What are breast cancer stages?
By Nancy Kupka, PhD, RN Oct 04, 2022 • 7 min
When an individual is diagnosed with breast cancer, healthcare providers will try to determine if the cancer has spread and, if so, to what extent. This process, known as staging, helps determine how severe the disease is and what the best treatment options are.
Staging of breast cancer
To understand breast cancer stages, it helps to understand a little about the tissue that lies beneath the skin. Breast tissue contains around 18 or so lobes, which are made up of smaller structures called lobules. These structures are linked together by tiny tubes called ducts. If you were to look at these structures, they might remind you of a very small cluster of grapes or small trees with rounded leaves. These structures make it easy for a tumor to grow into another area of the breast.
Each breast also has vessels that carry lymph or blood throughout the body. Lymph is a thin, clear fluid that circulates throughout the body to remove waste, bacteria and other substances from tissues. There are hundreds of lymph nodes in the body, with large clusters of them near the breast, under the arm and above the collarbone. If cells from a cancerous tumor are picked up by either the lymph or blood, it can travel to another part of the body and start growing another tumor.
Breast cancer stages
The system most often used for staging breast tumors is the American Joint Committee on Cancer (AJCC) and International Union for Cancer Control (UICC) TNM system, which is based on seven key pieces of information:
- T: The extent and size of the tumor
- N: The number of lymph nodes affected
- M: Signs indicating if the cancer has metastasized (spread) to other organs
- ER status: If the tumor has estrogen receptors
- PR status: If the tumor has progesterone receptors
- HER2 status: If the cancer makes too much of a protein called HER2
- G: The grade of the tumor or how much the cancer cells look like normal cells
Numbers or letters after T, N and M provide more details about each of these factors, with higher numbers meaning that the cancer is more advanced. The TNM numbers are based on a biopsy, where a small piece of the mass is removed and examined. This is done either in surgery or in an office where a small needle is introduced through the skin into the suspected tumor.
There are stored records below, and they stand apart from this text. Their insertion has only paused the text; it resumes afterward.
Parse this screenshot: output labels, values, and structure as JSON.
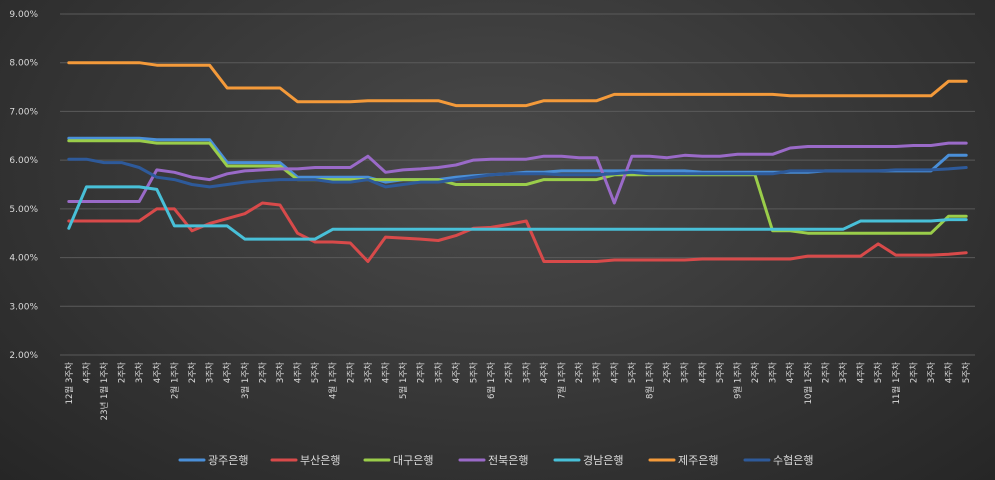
{
  "chart_data": {
    "type": "line",
    "title": "",
    "xlabel": "",
    "ylabel": "",
    "ylim": [
      2.0,
      9.0
    ],
    "yticks": [
      "2.00%",
      "3.00%",
      "4.00%",
      "5.00%",
      "6.00%",
      "7.00%",
      "8.00%",
      "9.00%"
    ],
    "legend_position": "bottom",
    "categories": [
      "12월 3주차",
      "4주차",
      "23년 1월 1주차",
      "2주차",
      "3주차",
      "4주차",
      "2월 1주차",
      "2주차",
      "3주차",
      "4주차",
      "3월 1주차",
      "2주차",
      "3주차",
      "4주차",
      "5주차",
      "4월 1주차",
      "2주차",
      "3주차",
      "4주차",
      "5월 1주차",
      "2주차",
      "3주차",
      "4주차",
      "5주차",
      "6월 1주차",
      "2주차",
      "3주차",
      "4주차",
      "7월 1주차",
      "2주차",
      "3주차",
      "4주차",
      "5주차",
      "8월 1주차",
      "2주차",
      "3주차",
      "4주차",
      "5주차",
      "9월 1주차",
      "2주차",
      "3주차",
      "4주차",
      "10월 1주차",
      "2주차",
      "3주차",
      "4주차",
      "5주차",
      "11월 1주차",
      "2주차",
      "3주차",
      "4주차",
      "5주차"
    ],
    "series": [
      {
        "name": "광주은행",
        "color": "#4a8fd8",
        "values": [
          6.45,
          6.45,
          6.45,
          6.45,
          6.45,
          6.42,
          6.42,
          6.42,
          6.42,
          5.95,
          5.95,
          5.95,
          5.95,
          5.65,
          5.65,
          5.65,
          5.65,
          5.65,
          5.55,
          5.6,
          5.6,
          5.6,
          5.65,
          5.68,
          5.7,
          5.72,
          5.75,
          5.75,
          5.78,
          5.78,
          5.78,
          5.78,
          5.78,
          5.78,
          5.78,
          5.78,
          5.75,
          5.75,
          5.75,
          5.75,
          5.75,
          5.75,
          5.75,
          5.78,
          5.78,
          5.78,
          5.78,
          5.78,
          5.78,
          5.78,
          6.1,
          6.1
        ]
      },
      {
        "name": "부산은행",
        "color": "#d84a4a",
        "values": [
          4.75,
          4.75,
          4.75,
          4.75,
          4.75,
          5.0,
          5.0,
          4.55,
          4.7,
          4.8,
          4.9,
          5.12,
          5.08,
          4.5,
          4.32,
          4.32,
          4.3,
          3.92,
          4.42,
          4.4,
          4.38,
          4.35,
          4.45,
          4.6,
          4.62,
          4.68,
          4.75,
          3.92,
          3.92,
          3.92,
          3.92,
          3.95,
          3.95,
          3.95,
          3.95,
          3.95,
          3.97,
          3.97,
          3.97,
          3.97,
          3.97,
          3.97,
          4.03,
          4.03,
          4.03,
          4.03,
          4.28,
          4.05,
          4.05,
          4.05,
          4.07,
          4.1
        ]
      },
      {
        "name": "대구은행",
        "color": "#9acd4a",
        "values": [
          6.4,
          6.4,
          6.4,
          6.4,
          6.4,
          6.35,
          6.35,
          6.35,
          6.35,
          5.88,
          5.88,
          5.88,
          5.88,
          5.6,
          5.6,
          5.6,
          5.6,
          5.6,
          5.6,
          5.6,
          5.6,
          5.6,
          5.5,
          5.5,
          5.5,
          5.5,
          5.5,
          5.6,
          5.6,
          5.6,
          5.6,
          5.7,
          5.7,
          5.7,
          5.7,
          5.7,
          5.7,
          5.7,
          5.7,
          5.7,
          4.55,
          4.55,
          4.5,
          4.5,
          4.5,
          4.5,
          4.5,
          4.5,
          4.5,
          4.5,
          4.85,
          4.85
        ]
      },
      {
        "name": "전북은행",
        "color": "#9a6ac8",
        "values": [
          5.15,
          5.15,
          5.15,
          5.15,
          5.15,
          5.8,
          5.75,
          5.65,
          5.6,
          5.72,
          5.78,
          5.8,
          5.82,
          5.82,
          5.85,
          5.85,
          5.85,
          6.08,
          5.75,
          5.8,
          5.82,
          5.85,
          5.9,
          6.0,
          6.02,
          6.02,
          6.02,
          6.08,
          6.08,
          6.05,
          6.05,
          5.12,
          6.08,
          6.08,
          6.05,
          6.1,
          6.08,
          6.08,
          6.12,
          6.12,
          6.12,
          6.25,
          6.28,
          6.28,
          6.28,
          6.28,
          6.28,
          6.28,
          6.3,
          6.3,
          6.35,
          6.35
        ]
      },
      {
        "name": "경남은행",
        "color": "#48c0d8",
        "values": [
          4.6,
          5.45,
          5.45,
          5.45,
          5.45,
          5.4,
          4.65,
          4.65,
          4.65,
          4.65,
          4.38,
          4.38,
          4.38,
          4.38,
          4.38,
          4.58,
          4.58,
          4.58,
          4.58,
          4.58,
          4.58,
          4.58,
          4.58,
          4.58,
          4.58,
          4.58,
          4.58,
          4.58,
          4.58,
          4.58,
          4.58,
          4.58,
          4.58,
          4.58,
          4.58,
          4.58,
          4.58,
          4.58,
          4.58,
          4.58,
          4.58,
          4.58,
          4.58,
          4.58,
          4.58,
          4.75,
          4.75,
          4.75,
          4.75,
          4.75,
          4.78,
          4.78
        ]
      },
      {
        "name": "제주은행",
        "color": "#f49a3a",
        "values": [
          8.0,
          8.0,
          8.0,
          8.0,
          8.0,
          7.95,
          7.95,
          7.95,
          7.95,
          7.48,
          7.48,
          7.48,
          7.48,
          7.2,
          7.2,
          7.2,
          7.2,
          7.22,
          7.22,
          7.22,
          7.22,
          7.22,
          7.12,
          7.12,
          7.12,
          7.12,
          7.12,
          7.22,
          7.22,
          7.22,
          7.22,
          7.35,
          7.35,
          7.35,
          7.35,
          7.35,
          7.35,
          7.35,
          7.35,
          7.35,
          7.35,
          7.32,
          7.32,
          7.32,
          7.32,
          7.32,
          7.32,
          7.32,
          7.32,
          7.32,
          7.62,
          7.62
        ]
      },
      {
        "name": "수협은행",
        "color": "#2e5a9a",
        "values": [
          6.02,
          6.02,
          5.95,
          5.95,
          5.85,
          5.65,
          5.6,
          5.5,
          5.45,
          5.5,
          5.55,
          5.58,
          5.6,
          5.6,
          5.6,
          5.55,
          5.55,
          5.6,
          5.45,
          5.5,
          5.55,
          5.55,
          5.6,
          5.65,
          5.7,
          5.72,
          5.72,
          5.72,
          5.7,
          5.7,
          5.7,
          5.72,
          5.75,
          5.72,
          5.72,
          5.72,
          5.72,
          5.72,
          5.72,
          5.72,
          5.72,
          5.78,
          5.78,
          5.78,
          5.78,
          5.78,
          5.78,
          5.8,
          5.8,
          5.8,
          5.82,
          5.85
        ]
      }
    ]
  }
}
If it is a tumor, providers combine this information with information from the physical exam and imaging, such as ultrasounds, computerized tomography (CT) and magnetic resonance imaging (MRI), to assign an overall cancer stage. Or you may have surgery to visualize the mass and see if it has spread. In general, staging based on biopsies is more accurate than staging based on blood tests.
Breast cancer is staged in five levels, 0 through 4, and may be subdivided using letters such as A and B. The lower the number, the less the cancer has spread.
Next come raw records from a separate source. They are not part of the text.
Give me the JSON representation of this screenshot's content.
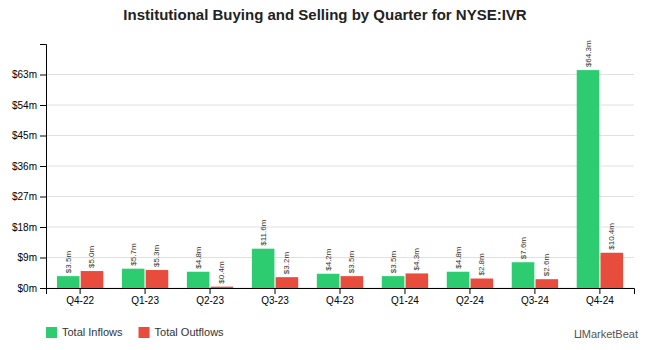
{
  "chart_data": {
    "type": "bar",
    "title": "Institutional Buying and Selling by Quarter for NYSE:IVR",
    "categories": [
      "Q4-22",
      "Q1-23",
      "Q2-23",
      "Q3-23",
      "Q4-23",
      "Q1-24",
      "Q2-24",
      "Q3-24",
      "Q4-24"
    ],
    "series": [
      {
        "name": "Total Inflows",
        "color": "#2ecc71",
        "values": [
          3.5,
          5.7,
          4.8,
          11.6,
          4.2,
          3.5,
          4.8,
          7.6,
          64.3
        ],
        "value_labels": [
          "$3.5m",
          "$5.7m",
          "$4.8m",
          "$11.6m",
          "$4.2m",
          "$3.5m",
          "$4.8m",
          "$7.6m",
          "$64.3m"
        ]
      },
      {
        "name": "Total Outflows",
        "color": "#e74c3c",
        "values": [
          5.0,
          5.3,
          0.4,
          3.2,
          3.5,
          4.3,
          2.8,
          2.6,
          10.4
        ],
        "value_labels": [
          "$5.0m",
          "$5.3m",
          "$0.4m",
          "$3.2m",
          "$3.5m",
          "$4.3m",
          "$2.8m",
          "$2.6m",
          "$10.4m"
        ]
      }
    ],
    "ylim": [
      0,
      72
    ],
    "yticks": [
      {
        "value": 0,
        "label": "$0m"
      },
      {
        "value": 9,
        "label": "$9m"
      },
      {
        "value": 18,
        "label": "$18m"
      },
      {
        "value": 27,
        "label": "$27m"
      },
      {
        "value": 36,
        "label": "$36m"
      },
      {
        "value": 45,
        "label": "$45m"
      },
      {
        "value": 54,
        "label": "$54m"
      },
      {
        "value": 63,
        "label": "$63m"
      }
    ],
    "grid": true,
    "legend": "bottom-left",
    "data_labels": true,
    "annotations": [
      "⨿​MarketBeat"
    ]
  }
}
- Stage 0 breast cancer indicates a cancer that has not extended to other tissues.
- Stage I (1) breast cancer, stage II (2) breast cancer and stage III (3) breast cancer indicate cancers that have grown into the connective tissue or the skin of the breast. The cancer may have spread to nearby tissue, but it is not thought to have spread outside of the breast.
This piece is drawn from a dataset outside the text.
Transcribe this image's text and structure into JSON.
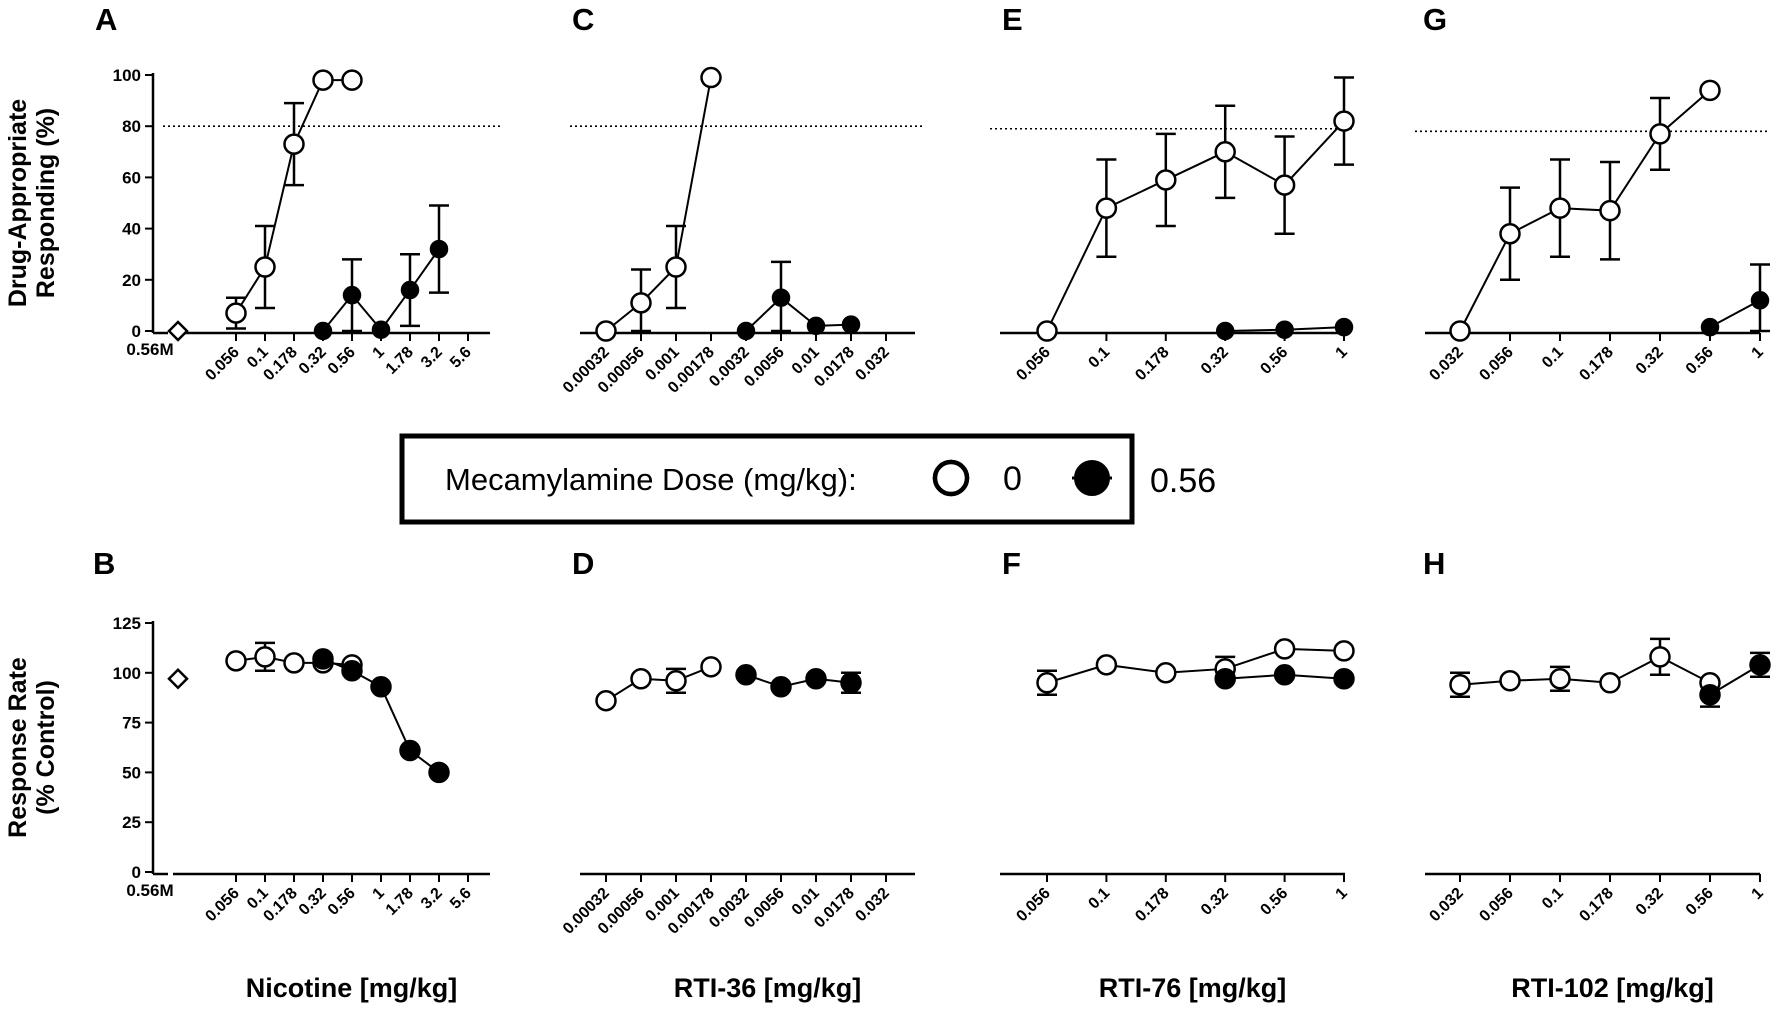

- Stage IV (4) breast cancer is a stage where another cancer, not in the breast, is present at diagnosis. It is also called Stage IV (4) metastatic breast cancer.
Breast cancer cases in 2022:
- Over 4 million women were estimated to be living in the United States with a history of invasive breast cancer
- Around another 300,000 women are expected to be newly diagnosed in 2022
- More than 150,000 women breast cancer survivors are living with metastatic disease, three-fourths of whom were originally diagnosed with stage I, II or III cancer
- An estimated 2,710 men in the United States will be diagnosed with breast cancer in 2022
Breast cancer survival rates
People often wonder about survival rates for different stages of breast cancer. The five-year survival rate tells you how many people out of 100 who are diagnosed will live at least five years after the cancer is found. However, it is difficult to accurately estimate an individual’s chances of survival because these statistics are averages. Each person’s chance of recovery can depend on many factors, including:
- Underlying health conditions
- The size of the tumor, the number of lymph nodes involved and other features of the tumor that affect how quickly a tumor will grow and how well it will respond to treatment
In addition, survival statistics are reported only every five years and the estimates may not reflect the results of advancements in how people with breast cancer are diagnosed or treated from the last five years. Survival rates for both women and men are continuing to improve, largely attributed to advances in early detection and hormonal treatments. Even if the cancer is found at a more advanced stage, new treatments help many people with breast cancer maintain a good quality of life for some time.
Whatever stage of breast cancer you have, work with a healthcare team that’s knowledgeable about the latest treatments. Your healthcare providers should be willing to work with you to make sure you understand your diagnosis, possible treatment options, and help you make informed decisions in your care. Don't be afraid to ask questions, and work closely with your providers to optimize treatment.
Published February 2020. Clinically reviewed and updated by Nancy Kupka, PhD, RN, October 2022.